21.01.2014

Indonesien: Religiöse Gewalt verbreitet sich zunehmend

Jakarta (Fides) – Intoleranz und Gewalt auf religiöser Basis ist in Indonesien zunehmend verbreitet: 2013 gab es insgesamt 222 Episoden der Gewalt in 20 Provinzen, 7 mehr im Vergleich zum Vorjahr, als es nur in 13 Provinzen zu Gewalt kam. Dies geht aus dem Bericht des Studienzentrums “Setara Institute” mit Sitz in Jakarta hervor, dass Untersuchungen und Kampagnen zu den Themen Demokratie, Menschenrechte und Religionsfreiheit durchführt. In seinem jüngsten Bericht weist das Institut darauf hin, dass die Zahl der Fälle zwar um insgesamt 16% zurückging, die Fälle der Gewalt aus religiösen Gründen jedoch unter territorialen Gesichtspunkten weiter verbreitet sind.
Man müsse dringend die Ursachen religiöser Gewalt erkennen und bekämpfen, so das Institut, das daran erinnert, dass Indonesier im Allgemeinen kulturelle, ethnische und religiöse Unterschiede “akzeptieren und schätzen”. Nach Ansicht des Instituts „ist die langsame und unangemessene Reaktion der Regierung Grund für die weitere Verbreitung der Gewalt”.
In 16 Fällen war die radikale muslimische Bewegung “Islamic Defenders Front” (FPI) für die Gewalt verantwortlich während Jugendgruppen, die mit dem „Rat der Ulema” in Verbindung stehen in 14 Fällen verantwortlich sind. Zu mehr Gewalt kam es insbesondere gegen schiitische Muslime und andere Minderheiten, darunter auch Christen. 2013 hatte auch das “Wahid Institute” darauf hingewiesen, dass “religiöse Intoleranz in Indonesien weiterhin ein ernst zu nehmendes Problem ist”.
Unterdessen versammelten sich am 5. Januar in Jakarta über 130.000 Demonstranten, insbesondere Lehrer, Erzieher uns Schüler verschiedener Religionsgemeinschaften zu einer Großkundgebung, bei der sie religiöse Toleranz und Achtung der Menschenrechte forderten. Die Kundgebung fand im Rahmen des vom Ministerium für religiöse Angelegenheiten veranstalteten ersten „Tag für das harmonische Zusammenleben der Religionen“ statt. Der Initiative schlossen sich auch Demonstranten in weiteren 17 Provinzen des Landes an. Indonesien ist weltweit das bevölkerungsreichste muslimische Land: von den rund 240 Millionen Einwohnern sind 80% Muslime. Der Anteil der Christen liegt bei etwa 11%. (PA) (Fides 18/1/2014)

 

Anmerkung Redaktion AKREF: Wer ist das Wahid-Institut, welche Ideologie steckt dahinter?

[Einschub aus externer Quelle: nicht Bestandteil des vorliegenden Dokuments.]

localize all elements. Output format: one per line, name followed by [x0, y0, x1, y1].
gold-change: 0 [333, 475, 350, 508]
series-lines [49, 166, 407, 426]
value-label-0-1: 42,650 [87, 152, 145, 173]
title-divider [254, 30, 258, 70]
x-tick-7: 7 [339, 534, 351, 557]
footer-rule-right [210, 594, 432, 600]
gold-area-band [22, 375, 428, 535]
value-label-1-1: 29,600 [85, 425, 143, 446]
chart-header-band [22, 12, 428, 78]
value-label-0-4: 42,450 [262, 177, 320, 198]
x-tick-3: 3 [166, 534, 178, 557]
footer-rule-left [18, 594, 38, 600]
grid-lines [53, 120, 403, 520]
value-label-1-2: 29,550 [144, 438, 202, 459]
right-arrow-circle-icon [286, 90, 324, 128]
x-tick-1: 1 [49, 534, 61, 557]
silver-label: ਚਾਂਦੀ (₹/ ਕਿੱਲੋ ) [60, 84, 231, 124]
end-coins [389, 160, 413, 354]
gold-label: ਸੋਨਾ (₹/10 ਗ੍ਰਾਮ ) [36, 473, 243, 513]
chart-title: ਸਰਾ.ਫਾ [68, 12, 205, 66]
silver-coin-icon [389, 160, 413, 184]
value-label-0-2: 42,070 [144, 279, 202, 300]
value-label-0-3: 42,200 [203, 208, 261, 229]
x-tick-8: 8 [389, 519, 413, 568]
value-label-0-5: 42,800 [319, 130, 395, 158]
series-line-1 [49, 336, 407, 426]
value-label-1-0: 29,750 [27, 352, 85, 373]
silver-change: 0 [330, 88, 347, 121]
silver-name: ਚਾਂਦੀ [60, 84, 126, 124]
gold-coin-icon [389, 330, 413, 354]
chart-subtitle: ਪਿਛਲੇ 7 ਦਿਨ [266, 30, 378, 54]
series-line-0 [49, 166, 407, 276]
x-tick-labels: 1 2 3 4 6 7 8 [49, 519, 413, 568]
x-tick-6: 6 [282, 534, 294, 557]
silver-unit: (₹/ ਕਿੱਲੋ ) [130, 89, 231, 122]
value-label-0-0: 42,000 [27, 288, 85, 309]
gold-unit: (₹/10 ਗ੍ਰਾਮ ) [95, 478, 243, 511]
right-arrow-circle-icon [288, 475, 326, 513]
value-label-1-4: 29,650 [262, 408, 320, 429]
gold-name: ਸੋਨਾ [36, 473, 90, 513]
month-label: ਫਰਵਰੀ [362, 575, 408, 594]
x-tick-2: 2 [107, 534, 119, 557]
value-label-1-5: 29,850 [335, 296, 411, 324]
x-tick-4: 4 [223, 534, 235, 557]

Die englische Website des Wahid-Institutes: gibt darüber folgende Auskunft:

Die Tochter von Abdurrahman Wahid fasst das Programm des Wahid-Institutes zusammen: "Tujuan The Wahid Institute sejalan dengan visi Gus Dur, yaitu membangun pemikiran Islam moderat, yang mendorong terciptanya demokrasi, pluralisme agama-agama, multikulturalisme dan toleransi di kalangan kaum Muslim Indonesia.

hier die Übersetzung:

 

Das Ziel des Wahid-Institutes entspricht der Vision von Gus Dur (Abdurrahman Wahid), nämlich ein moderates islamisches Denken zu fördern, das dazu drängt, Demokratie, religiösen Pluralismus, eine Multi-Kultur und Toleranz unter den Muslimen in Indonesien zu schaffen.

Zitat von Abdurrahman Wahid: "Israel believes in God. While we have a diplomatic relationship and recognizing diplomatically China and Russia, which are atheist states, then it's strange that we don't acknowledge Israel. This is the thing that we have to correct within Islam."

"Israel glaubt an Gott. Während wir eine diplomatische Beziehung zu China und Russland haben und diese auch diplomatisch anerkennen, obwohl sie atheistische Staaten sind, dann ist es seltsam, dass wir Israel nicht anerkennen, Das ist die Sache, die wir innerhalb des Islam zu korrigieren haben."